Farm to Institution Specialist
CS Mott Group for Sustainable Food Systems
Michigan State University
303 Natural Resources Building
East Lansing, MI 48824-1222
May 26, 2011
2011-2012 Fiscal Year Budget Completed Today
School Aid portion includes one-time incentive grants linked to multiple factors, including competitive bidding of non-instructional services such as food services
Today the Legislature completed their work on the FY 2011-2012 Budget prior to the Governor’s deadline of May 31. The Legislature has not finished the budget process this early in 30 years.
Specifically, this morning the House held a second conference committee process rolling up all the conference committee reports from last week into two omnibus budget bills, House Bill 4526 covering state departments and House Bill 4325 covering school aid, community colleges and higher education. The House and Senate quickly voted (mostly along party lines) to concur with the two bills. After completing the enrolling process, the two omnibus budget bills will be sent to Governor Snyder who has the power to veto items in the budgets before adding his signature.
Among the many changes and funding reductions in the School Aid portion of the budget, $154 million was added for “Best Practices Incentive Grants” (Section 22f), providing one-time, $100 per pupil grants for districts that meet 4 out of 5 of the following ‘best practices:’

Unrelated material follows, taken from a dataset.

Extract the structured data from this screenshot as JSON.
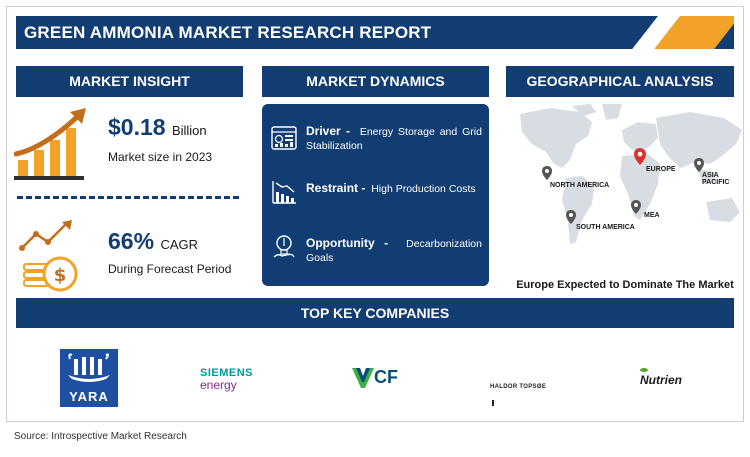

1) Have a 90/10 premium share for employee health benefits;
2) District acts as policy holder of health insurance policies. A district that does not directly employ its staff would be considered to have satisfied this practice;
3) Enter into or continue consolidation plans;
4) Obtain competitive bids on at least one non-instructional service totaling more than $50,000; or
5) Make a public dashboard with financial indicators and performance indicators.

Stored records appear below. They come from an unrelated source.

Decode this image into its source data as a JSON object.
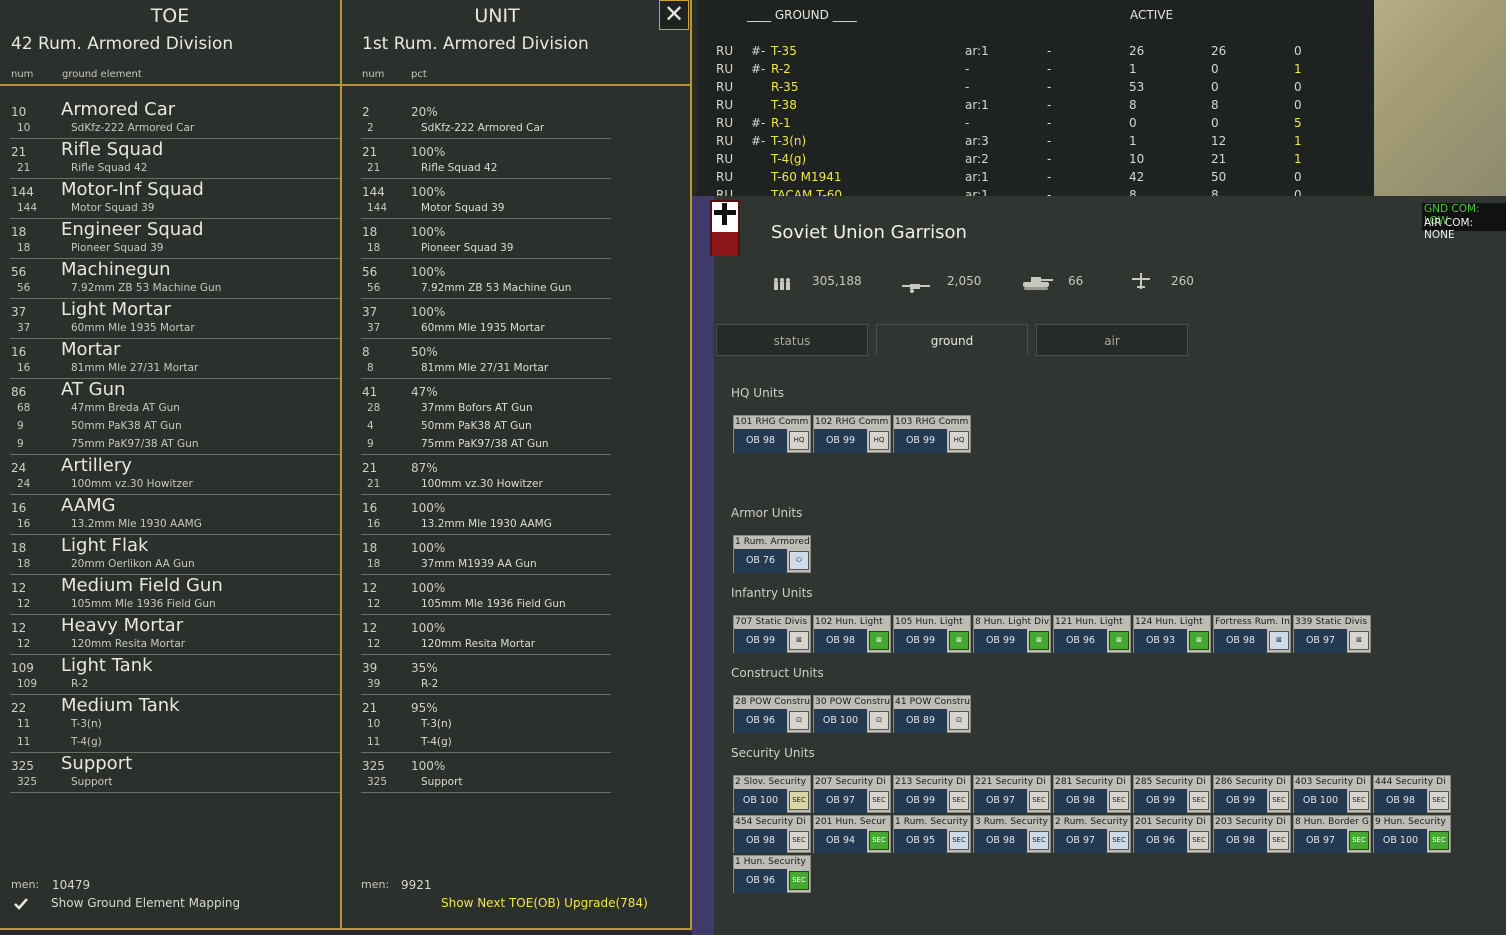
{
  "toe": {
    "col_toe_title": "TOE",
    "toe_name": "42 Rum. Armored Division",
    "col_unit_title": "UNIT",
    "unit_name": "1st Rum. Armored Division",
    "hdr_num": "num",
    "hdr_ground": "ground element",
    "hdr_num2": "num",
    "hdr_pct": "pct",
    "groups": [
      {
        "name": "Armored Car",
        "num": "10",
        "unum": "2",
        "pct": "20%",
        "subs": [
          {
            "n": "10",
            "t": "SdKfz-222 Armored Car",
            "un": "2",
            "ut": "SdKfz-222 Armored Car"
          }
        ]
      },
      {
        "name": "Rifle Squad",
        "num": "21",
        "unum": "21",
        "pct": "100%",
        "subs": [
          {
            "n": "21",
            "t": "Rifle Squad 42",
            "un": "21",
            "ut": "Rifle Squad 42"
          }
        ]
      },
      {
        "name": "Motor-Inf Squad",
        "num": "144",
        "unum": "144",
        "pct": "100%",
        "subs": [
          {
            "n": "144",
            "t": "Motor Squad 39",
            "un": "144",
            "ut": "Motor Squad 39"
          }
        ]
      },
      {
        "name": "Engineer Squad",
        "num": "18",
        "unum": "18",
        "pct": "100%",
        "subs": [
          {
            "n": "18",
            "t": "Pioneer Squad 39",
            "un": "18",
            "ut": "Pioneer Squad 39"
          }
        ]
      },
      {
        "name": "Machinegun",
        "num": "56",
        "unum": "56",
        "pct": "100%",
        "subs": [
          {
            "n": "56",
            "t": "7.92mm ZB 53 Machine Gun",
            "un": "56",
            "ut": "7.92mm ZB 53 Machine Gun"
          }
        ]
      },
      {
        "name": "Light Mortar",
        "num": "37",
        "unum": "37",
        "pct": "100%",
        "subs": [
          {
            "n": "37",
            "t": "60mm Mle 1935 Mortar",
            "un": "37",
            "ut": "60mm Mle 1935 Mortar"
          }
        ]
      },
      {
        "name": "Mortar",
        "num": "16",
        "unum": "8",
        "pct": "50%",
        "subs": [
          {
            "n": "16",
            "t": "81mm Mle 27/31 Mortar",
            "un": "8",
            "ut": "81mm Mle 27/31 Mortar"
          }
        ]
      },
      {
        "name": "AT Gun",
        "num": "86",
        "unum": "41",
        "pct": "47%",
        "subs": [
          {
            "n": "68",
            "t": "47mm Breda AT Gun",
            "un": "28",
            "ut": "37mm Bofors AT Gun"
          },
          {
            "n": "9",
            "t": "50mm PaK38 AT Gun",
            "un": "4",
            "ut": "50mm PaK38 AT Gun"
          },
          {
            "n": "9",
            "t": "75mm PaK97/38 AT Gun",
            "un": "9",
            "ut": "75mm PaK97/38 AT Gun"
          }
        ]
      },
      {
        "name": "Artillery",
        "num": "24",
        "unum": "21",
        "pct": "87%",
        "subs": [
          {
            "n": "24",
            "t": "100mm vz.30 Howitzer",
            "un": "21",
            "ut": "100mm vz.30 Howitzer"
          }
        ]
      },
      {
        "name": "AAMG",
        "num": "16",
        "unum": "16",
        "pct": "100%",
        "subs": [
          {
            "n": "16",
            "t": "13.2mm Mle 1930 AAMG",
            "un": "16",
            "ut": "13.2mm Mle 1930 AAMG"
          }
        ]
      },
      {
        "name": "Light Flak",
        "num": "18",
        "unum": "18",
        "pct": "100%",
        "subs": [
          {
            "n": "18",
            "t": "20mm Oerlikon AA Gun",
            "un": "18",
            "ut": "37mm M1939 AA Gun"
          }
        ]
      },
      {
        "name": "Medium Field Gun",
        "num": "12",
        "unum": "12",
        "pct": "100%",
        "subs": [
          {
            "n": "12",
            "t": "105mm Mle 1936 Field Gun",
            "un": "12",
            "ut": "105mm Mle 1936 Field Gun"
          }
        ]
      },
      {
        "name": "Heavy Mortar",
        "num": "12",
        "unum": "12",
        "pct": "100%",
        "subs": [
          {
            "n": "12",
            "t": "120mm Resita Mortar",
            "un": "12",
            "ut": "120mm Resita Mortar"
          }
        ]
      },
      {
        "name": "Light Tank",
        "num": "109",
        "unum": "39",
        "pct": "35%",
        "subs": [
          {
            "n": "109",
            "t": "R-2",
            "un": "39",
            "ut": "R-2"
          }
        ]
      },
      {
        "name": "Medium Tank",
        "num": "22",
        "unum": "21",
        "pct": "95%",
        "subs": [
          {
            "n": "11",
            "t": "T-3(n)",
            "un": "10",
            "ut": "T-3(n)"
          },
          {
            "n": "11",
            "t": "T-4(g)",
            "un": "11",
            "ut": "T-4(g)"
          }
        ]
      },
      {
        "name": "Support",
        "num": "325",
        "unum": "325",
        "pct": "100%",
        "subs": [
          {
            "n": "325",
            "t": "Support",
            "un": "325",
            "ut": "Support"
          }
        ]
      }
    ],
    "men_label": "men:",
    "toe_men": "10479",
    "unit_men": "9921",
    "show_mapping": "Show Ground Element Mapping",
    "show_next": "Show Next TOE(OB) Upgrade(784)",
    "close_glyph": "✕"
  },
  "ground_table": {
    "title": "____ GROUND ____",
    "active": "ACTIVE",
    "rows": [
      {
        "nat": "RU",
        "mark": "#-",
        "name": "T-35",
        "ar": "ar:1",
        "dash": "-",
        "a": "26",
        "b": "26",
        "c": "0",
        "cy": false
      },
      {
        "nat": "RU",
        "mark": "#-",
        "name": "R-2",
        "ar": "-",
        "dash": "-",
        "a": "1",
        "b": "0",
        "c": "1",
        "cy": true
      },
      {
        "nat": "RU",
        "mark": "",
        "name": "R-35",
        "ar": "-",
        "dash": "-",
        "a": "53",
        "b": "0",
        "c": "0",
        "cy": false
      },
      {
        "nat": "RU",
        "mark": "",
        "name": "T-38",
        "ar": "ar:1",
        "dash": "-",
        "a": "8",
        "b": "8",
        "c": "0",
        "cy": false
      },
      {
        "nat": "RU",
        "mark": "#-",
        "name": "R-1",
        "ar": "-",
        "dash": "-",
        "a": "0",
        "b": "0",
        "c": "5",
        "cy": true
      },
      {
        "nat": "RU",
        "mark": "#-",
        "name": "T-3(n)",
        "ar": "ar:3",
        "dash": "-",
        "a": "1",
        "b": "12",
        "c": "1",
        "cy": true
      },
      {
        "nat": "RU",
        "mark": "",
        "name": "T-4(g)",
        "ar": "ar:2",
        "dash": "-",
        "a": "10",
        "b": "21",
        "c": "1",
        "cy": true
      },
      {
        "nat": "RU",
        "mark": "",
        "name": "T-60 M1941",
        "ar": "ar:1",
        "dash": "-",
        "a": "42",
        "b": "50",
        "c": "0",
        "cy": false
      },
      {
        "nat": "RU",
        "mark": "",
        "name": "TACAM T-60",
        "ar": "ar:1",
        "dash": "-",
        "a": "8",
        "b": "8",
        "c": "0",
        "cy": false
      }
    ]
  },
  "garrison": {
    "title": "Soviet Union Garrison",
    "men": "305,188",
    "guns": "2,050",
    "tanks": "66",
    "aircraft": "260",
    "tabs": [
      "status",
      "ground",
      "air"
    ],
    "sections": {
      "hq": "HQ Units",
      "armor": "Armor Units",
      "infantry": "Infantry Units",
      "construct": "Construct Units",
      "security": "Security Units"
    },
    "hq_units": [
      {
        "name": "101 RHG Comm",
        "ob": "OB 98",
        "icon": "HQ",
        "style": ""
      },
      {
        "name": "102 RHG Comm",
        "ob": "OB 99",
        "icon": "HQ",
        "style": ""
      },
      {
        "name": "103 RHG Comm",
        "ob": "OB 99",
        "icon": "HQ",
        "style": ""
      }
    ],
    "armor_units": [
      {
        "name": "1 Rum. Armored",
        "ob": "OB 76",
        "icon": "⬭",
        "style": "lb"
      }
    ],
    "infantry_units": [
      {
        "name": "707 Static Divis",
        "ob": "OB 99",
        "icon": "⊠",
        "style": ""
      },
      {
        "name": "102 Hun. Light",
        "ob": "OB 98",
        "icon": "⊠",
        "style": "g"
      },
      {
        "name": "105 Hun. Light",
        "ob": "OB 99",
        "icon": "⊠",
        "style": "g"
      },
      {
        "name": "8 Hun. Light Div",
        "ob": "OB 99",
        "icon": "⊠",
        "style": "g"
      },
      {
        "name": "121 Hun. Light",
        "ob": "OB 96",
        "icon": "⊠",
        "style": "g"
      },
      {
        "name": "124 Hun. Light",
        "ob": "OB 93",
        "icon": "⊠",
        "style": "g"
      },
      {
        "name": "Fortress Rum. In",
        "ob": "OB 98",
        "icon": "⊠",
        "style": "lb"
      },
      {
        "name": "339 Static Divis",
        "ob": "OB 97",
        "icon": "⊠",
        "style": ""
      }
    ],
    "construct_units": [
      {
        "name": "28 POW Constru",
        "ob": "OB 96",
        "icon": "⊡",
        "style": ""
      },
      {
        "name": "30 POW Constru",
        "ob": "OB 100",
        "icon": "⊡",
        "style": ""
      },
      {
        "name": "41 POW Constru",
        "ob": "OB 89",
        "icon": "⊡",
        "style": ""
      }
    ],
    "security_units": [
      {
        "name": "2 Slov. Security",
        "ob": "OB 100",
        "icon": "SEC",
        "style": "y"
      },
      {
        "name": "207 Security Di",
        "ob": "OB 97",
        "icon": "SEC",
        "style": ""
      },
      {
        "name": "213 Security Di",
        "ob": "OB 99",
        "icon": "SEC",
        "style": ""
      },
      {
        "name": "221 Security Di",
        "ob": "OB 97",
        "icon": "SEC",
        "style": ""
      },
      {
        "name": "281 Security Di",
        "ob": "OB 98",
        "icon": "SEC",
        "style": ""
      },
      {
        "name": "285 Security Di",
        "ob": "OB 99",
        "icon": "SEC",
        "style": ""
      },
      {
        "name": "286 Security Di",
        "ob": "OB 99",
        "icon": "SEC",
        "style": ""
      },
      {
        "name": "403 Security Di",
        "ob": "OB 100",
        "icon": "SEC",
        "style": ""
      },
      {
        "name": "444 Security Di",
        "ob": "OB 98",
        "icon": "SEC",
        "style": ""
      },
      {
        "name": "454 Security Di",
        "ob": "OB 98",
        "icon": "SEC",
        "style": ""
      },
      {
        "name": "201 Hun. Secur",
        "ob": "OB 94",
        "icon": "SEC",
        "style": "g"
      },
      {
        "name": "1 Rum. Security",
        "ob": "OB 95",
        "icon": "SEC",
        "style": "lb"
      },
      {
        "name": "3 Rum. Security",
        "ob": "OB 98",
        "icon": "SEC",
        "style": "lb"
      },
      {
        "name": "2 Rum. Security",
        "ob": "OB 97",
        "icon": "SEC",
        "style": "lb"
      },
      {
        "name": "201 Security Di",
        "ob": "OB 96",
        "icon": "SEC",
        "style": ""
      },
      {
        "name": "203 Security Di",
        "ob": "OB 98",
        "icon": "SEC",
        "style": ""
      },
      {
        "name": "8 Hun. Border G",
        "ob": "OB 97",
        "icon": "SEC",
        "style": "g"
      },
      {
        "name": "9 Hun. Security",
        "ob": "OB 100",
        "icon": "SEC",
        "style": "g"
      },
      {
        "name": "1 Hun. Security",
        "ob": "OB 96",
        "icon": "SEC",
        "style": "g"
      }
    ]
  },
  "com_status": {
    "gnd": "GND COM: LOW",
    "air": "AIR COM: NONE"
  },
  "colors": {
    "gold": "#b8952e",
    "yellow_text": "#f2e64a",
    "green_icon": "#45a832",
    "ob_blue": "#243a52"
  }
}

Penalties are added for school districts that intentionally submit false information.
Exact language on competitive bidding of non-instructional school services in the bill:
(D) THE DISTRICT HAS OBTAINED COMPETITIVE BIDS ON THE PROVISION OF PUPIL TRANSPORTATION, FOOD SERVICE, CUSTODIAL, OR 1 OR MORE OTHER NONINSTRUCTIONAL SERVICES WITH A VALUE OF AT LEAST $50,000.00.
We will have to wait and see how the program is implemented, but it appears that subsection (4) requires a district to obtain competitive bids on a particular non-instructional service, but not actually contract out that service. To review this and other details of the education omnibus budget bill, go to:
Impact on Privatization Legislation Passed by the House Education Committee Earlier This Year
With this competitive bidding language included in the FY 2011-2012 Budget, privatization legislation passed by the House Education Committee in March may be considered unnecessary. As you may recall, House Bill 4306 (H-4) (sponsored by Rep. Agema) also required school districts to obtain competitive bids for noninstructional services. HB 4306 (H-4) is currently awaiting a vote on the House floor and probably will be left on the calendar or referred back to the House Education Committee. The bill remains viable until the end of the 2011-2012 session and could receive renewed attention should the sponsor, Rep. Agema (R-Grandville) and other bill supporters become dissatisfied with the outcome of the budget language.